Pop Art first gained attention in 1952 through the actions of the Independent Group in Great Britain, a gathering of artists (that also included writers and architects) determined to fashion a statement on mass culture. Pop Art could include images found in advertising, graphic design, product design, and even comic books. By 1958, the form was well established and represented by such artists as Jasper Johns, Roy Lichtenstein, Robert Rauschenburg, and Andy Warhol. It would not be a stretch to imagine any of them experimenting at UPA.
Poetry and literature were profoundly influenced by the Beats during the same era. Allen Ginsburg, Neal Cassidy, Lawrence Ferlinghetti, William Burroughs and Jack Kerouac were perhaps the best-known Beat poets and writers. Both poetry and prose were made highly elastic under their influence, and some critics might have added incomprehensible. However, the Beats were kindred spirits to the game-changers at UPA.

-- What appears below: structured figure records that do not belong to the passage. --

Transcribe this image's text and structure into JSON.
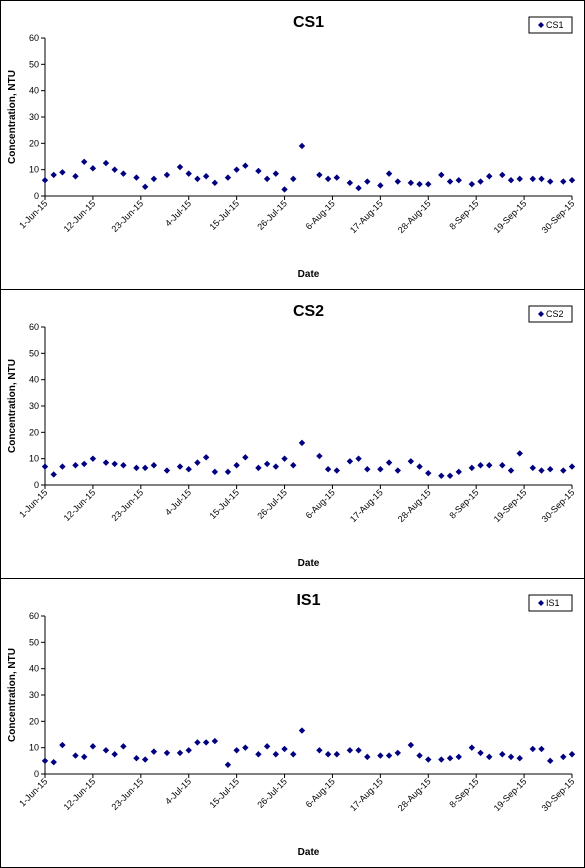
{
  "chart_data": [
    {
      "type": "scatter",
      "title": "CS1",
      "xlabel": "Date",
      "ylabel": "Concentration, NTU",
      "ylim": [
        0,
        60
      ],
      "yticks": [
        0,
        10,
        20,
        30,
        40,
        50,
        60
      ],
      "xlim": [
        "2015-06-01",
        "2015-09-30"
      ],
      "xtick_labels": [
        "1-Jun-15",
        "12-Jun-15",
        "23-Jun-15",
        "4-Jul-15",
        "15-Jul-15",
        "26-Jul-15",
        "6-Aug-15",
        "17-Aug-15",
        "28-Aug-15",
        "8-Sep-15",
        "19-Sep-15",
        "30-Sep-15"
      ],
      "grid": false,
      "legend_position": "top-right",
      "marker_color": "#000080",
      "series": [
        {
          "name": "CS1",
          "x": [
            "2015-06-01",
            "2015-06-03",
            "2015-06-05",
            "2015-06-08",
            "2015-06-10",
            "2015-06-12",
            "2015-06-15",
            "2015-06-17",
            "2015-06-19",
            "2015-06-22",
            "2015-06-24",
            "2015-06-26",
            "2015-06-29",
            "2015-07-02",
            "2015-07-04",
            "2015-07-06",
            "2015-07-08",
            "2015-07-10",
            "2015-07-13",
            "2015-07-15",
            "2015-07-17",
            "2015-07-20",
            "2015-07-22",
            "2015-07-24",
            "2015-07-26",
            "2015-07-28",
            "2015-07-30",
            "2015-08-03",
            "2015-08-05",
            "2015-08-07",
            "2015-08-10",
            "2015-08-12",
            "2015-08-14",
            "2015-08-17",
            "2015-08-19",
            "2015-08-21",
            "2015-08-24",
            "2015-08-26",
            "2015-08-28",
            "2015-08-31",
            "2015-09-02",
            "2015-09-04",
            "2015-09-07",
            "2015-09-09",
            "2015-09-11",
            "2015-09-14",
            "2015-09-16",
            "2015-09-18",
            "2015-09-21",
            "2015-09-23",
            "2015-09-25",
            "2015-09-28",
            "2015-09-30"
          ],
          "values": [
            6,
            8,
            9,
            7.5,
            13,
            10.5,
            12.5,
            10,
            8.5,
            7,
            3.5,
            6.5,
            8,
            11,
            8.5,
            6.5,
            7.5,
            5,
            7,
            10,
            11.5,
            9.5,
            6.5,
            8.5,
            2.5,
            6.5,
            19,
            8,
            6.5,
            7,
            5,
            3,
            5.5,
            4,
            8.5,
            5.5,
            5,
            4.5,
            4.5,
            8,
            5.5,
            6,
            4.5,
            5.5,
            7.5,
            8,
            6,
            6.5,
            6.5,
            6.5,
            5.5,
            5.5,
            6
          ]
        }
      ]
    },
    {
      "type": "scatter",
      "title": "CS2",
      "xlabel": "Date",
      "ylabel": "Concentration, NTU",
      "ylim": [
        0,
        60
      ],
      "yticks": [
        0,
        10,
        20,
        30,
        40,
        50,
        60
      ],
      "xlim": [
        "2015-06-01",
        "2015-09-30"
      ],
      "xtick_labels": [
        "1-Jun-15",
        "12-Jun-15",
        "23-Jun-15",
        "4-Jul-15",
        "15-Jul-15",
        "26-Jul-15",
        "6-Aug-15",
        "17-Aug-15",
        "28-Aug-15",
        "8-Sep-15",
        "19-Sep-15",
        "30-Sep-15"
      ],
      "grid": false,
      "legend_position": "top-right",
      "marker_color": "#000080",
      "series": [
        {
          "name": "CS2",
          "x": [
            "2015-06-01",
            "2015-06-03",
            "2015-06-05",
            "2015-06-08",
            "2015-06-10",
            "2015-06-12",
            "2015-06-15",
            "2015-06-17",
            "2015-06-19",
            "2015-06-22",
            "2015-06-24",
            "2015-06-26",
            "2015-06-29",
            "2015-07-02",
            "2015-07-04",
            "2015-07-06",
            "2015-07-08",
            "2015-07-10",
            "2015-07-13",
            "2015-07-15",
            "2015-07-17",
            "2015-07-20",
            "2015-07-22",
            "2015-07-24",
            "2015-07-26",
            "2015-07-28",
            "2015-07-30",
            "2015-08-03",
            "2015-08-05",
            "2015-08-07",
            "2015-08-10",
            "2015-08-12",
            "2015-08-14",
            "2015-08-17",
            "2015-08-19",
            "2015-08-21",
            "2015-08-24",
            "2015-08-26",
            "2015-08-28",
            "2015-08-31",
            "2015-09-02",
            "2015-09-04",
            "2015-09-07",
            "2015-09-09",
            "2015-09-11",
            "2015-09-14",
            "2015-09-16",
            "2015-09-18",
            "2015-09-21",
            "2015-09-23",
            "2015-09-25",
            "2015-09-28",
            "2015-09-30"
          ],
          "values": [
            7,
            4,
            7,
            7.5,
            8,
            10,
            8.5,
            8,
            7.5,
            6.5,
            6.5,
            7.5,
            5.5,
            7,
            6,
            8.5,
            10.5,
            5,
            5,
            7.5,
            10.5,
            6.5,
            8,
            7,
            10,
            7.5,
            16,
            11,
            6,
            5.5,
            9,
            10,
            6,
            6,
            8.5,
            5.5,
            9,
            7,
            4.5,
            3.5,
            3.5,
            5,
            6.5,
            7.5,
            7.5,
            7.5,
            5.5,
            12,
            6.5,
            5.5,
            6,
            5.5,
            7
          ]
        }
      ]
    },
    {
      "type": "scatter",
      "title": "IS1",
      "xlabel": "Date",
      "ylabel": "Concentration, NTU",
      "ylim": [
        0,
        60
      ],
      "yticks": [
        0,
        10,
        20,
        30,
        40,
        50,
        60
      ],
      "xlim": [
        "2015-06-01",
        "2015-09-30"
      ],
      "xtick_labels": [
        "1-Jun-15",
        "12-Jun-15",
        "23-Jun-15",
        "4-Jul-15",
        "15-Jul-15",
        "26-Jul-15",
        "6-Aug-15",
        "17-Aug-15",
        "28-Aug-15",
        "8-Sep-15",
        "19-Sep-15",
        "30-Sep-15"
      ],
      "grid": false,
      "legend_position": "top-right",
      "marker_color": "#000080",
      "series": [
        {
          "name": "IS1",
          "x": [
            "2015-06-01",
            "2015-06-03",
            "2015-06-05",
            "2015-06-08",
            "2015-06-10",
            "2015-06-12",
            "2015-06-15",
            "2015-06-17",
            "2015-06-19",
            "2015-06-22",
            "2015-06-24",
            "2015-06-26",
            "2015-06-29",
            "2015-07-02",
            "2015-07-04",
            "2015-07-06",
            "2015-07-08",
            "2015-07-10",
            "2015-07-13",
            "2015-07-15",
            "2015-07-17",
            "2015-07-20",
            "2015-07-22",
            "2015-07-24",
            "2015-07-26",
            "2015-07-28",
            "2015-07-30",
            "2015-08-03",
            "2015-08-05",
            "2015-08-07",
            "2015-08-10",
            "2015-08-12",
            "2015-08-14",
            "2015-08-17",
            "2015-08-19",
            "2015-08-21",
            "2015-08-24",
            "2015-08-26",
            "2015-08-28",
            "2015-08-31",
            "2015-09-02",
            "2015-09-04",
            "2015-09-07",
            "2015-09-09",
            "2015-09-11",
            "2015-09-14",
            "2015-09-16",
            "2015-09-18",
            "2015-09-21",
            "2015-09-23",
            "2015-09-25",
            "2015-09-28",
            "2015-09-30"
          ],
          "values": [
            5,
            4.5,
            11,
            7,
            6.5,
            10.5,
            9,
            7.5,
            10.5,
            6,
            5.5,
            8.5,
            8,
            8,
            9,
            12,
            12,
            12.5,
            3.5,
            9,
            10,
            7.5,
            10.5,
            7.5,
            9.5,
            7.5,
            16.5,
            9,
            7.5,
            7.5,
            9,
            9,
            6.5,
            7,
            7,
            8,
            11,
            7,
            5.5,
            5.5,
            6,
            6.5,
            10,
            8,
            6.5,
            7.5,
            6.5,
            6,
            9.5,
            9.5,
            5,
            6.5,
            7.5
          ]
        }
      ]
    }
  ]
}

Bop and improvisational jazz forms flourished, vastly different from previous permutations of popular music. Charlie Parker blew frantic flames of agony from his horn while Death applauded in the audience; John Coltrane led unforgettable forays into musical jungles of indefinable terrain. Miles Davis was experimenting with wild flights that resulted in the birth of fusion jazz decades later. In short, music mirrored modern art, an aural twin to the graphic experimentation taking place in UPA's animation.